Revenons-en au sujet.

Je suis en plein dilemme. D’un côté j’ai honte et je meurs d’envie de le voir et de l’autre côté j’ai peur parce que je sais qu’une fois vu ça deviendra une obsession. A tout moment je démissionne et je fais le tour du Gers en trotinette avec Johnny Halliday dans les oreilles.

I take another pill

Ca y est je suis rentrée de New York là à 18h et j’ai envie de pleurer rien qu’à l’idée que demain matin je n’aurai ni bagels au philadelphia ni cinnamon rolls. A moi les joies des special k et du gerlinea pour compenser l’excédent de bagages que j’ai du payer au retour rapport à mon cuissot qui a pris trois tailles en huit jours. God bless le gras.

Et au lieu de faire de dormir pour récupérer ou de faire des abdos pour avoir bonne conscience je n’arrive pas à poser Snuff de Chuck Palahniuk. Je l’avais acheté pour lire dans l’avion au retour (uniquement pour sa couverture j’avoue)(et après je me suis dit oooh Palahniuk Fight Club tout ça tout ça)(et après mon lexomyl a fait effet donc je me suis mise à ronfler et les pages 11 et 12 sont collées entre elles tellement j’ai bavé)(mais pas autant que l’anglaise assise à ma gauche qui s’est enquillée six mignonettes de chardonnay avant de s’endormir sur mon épaule)(fin des parenthèses).

L’histoire en trois mots (je suis nulle pour raconter, ça donne toujours envie aux gens de pas acheter) : Cassie Wright est une actrice porno en fin de carrière (à part sortir des shampoings en forme de bite elle ne fait plus grand chose) et elle décide de finir sa carrière en beauté en se faisant filmer tout en se faisant attraper à la queuleuleu (ohohoh) par 600 mecs en une seule prise. Superbe record du monde. Et le bouquin raconte le point de vu de Monsieur 72, Monsieur 137, Monsieur 600 (Branch Bacardi) et Sheila l’assistante qui s’occupe de tout ce beau monde.

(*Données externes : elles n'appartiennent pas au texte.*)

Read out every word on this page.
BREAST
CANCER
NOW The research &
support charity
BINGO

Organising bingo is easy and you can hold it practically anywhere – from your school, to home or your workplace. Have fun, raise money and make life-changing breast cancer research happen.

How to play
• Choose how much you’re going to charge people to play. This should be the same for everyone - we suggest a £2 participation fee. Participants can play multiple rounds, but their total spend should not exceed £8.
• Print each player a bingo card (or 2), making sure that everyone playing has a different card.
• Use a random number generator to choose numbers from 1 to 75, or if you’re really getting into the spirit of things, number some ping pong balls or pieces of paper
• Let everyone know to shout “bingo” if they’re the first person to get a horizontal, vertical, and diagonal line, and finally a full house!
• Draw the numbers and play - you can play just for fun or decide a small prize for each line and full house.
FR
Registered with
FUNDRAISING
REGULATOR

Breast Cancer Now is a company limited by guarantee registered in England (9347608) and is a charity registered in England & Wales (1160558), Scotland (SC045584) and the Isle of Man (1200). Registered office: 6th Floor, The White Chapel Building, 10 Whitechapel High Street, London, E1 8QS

Bon je ne peux pas encore dire si vraiment c’est un coup de coeur ou pas vu que je n’en suis pas à la moitié mais j’ai bien du mal à le reposer pour aller dormir. Et en post scriptum, google me souffle à l’oreille que Daryl Hannah va endosser le rôle de Cassie Wright à l’écran pour une adaptation de Snuff. Mais tout ça ça nous rendra pas Lindsay Lohan en Linda Lovelace.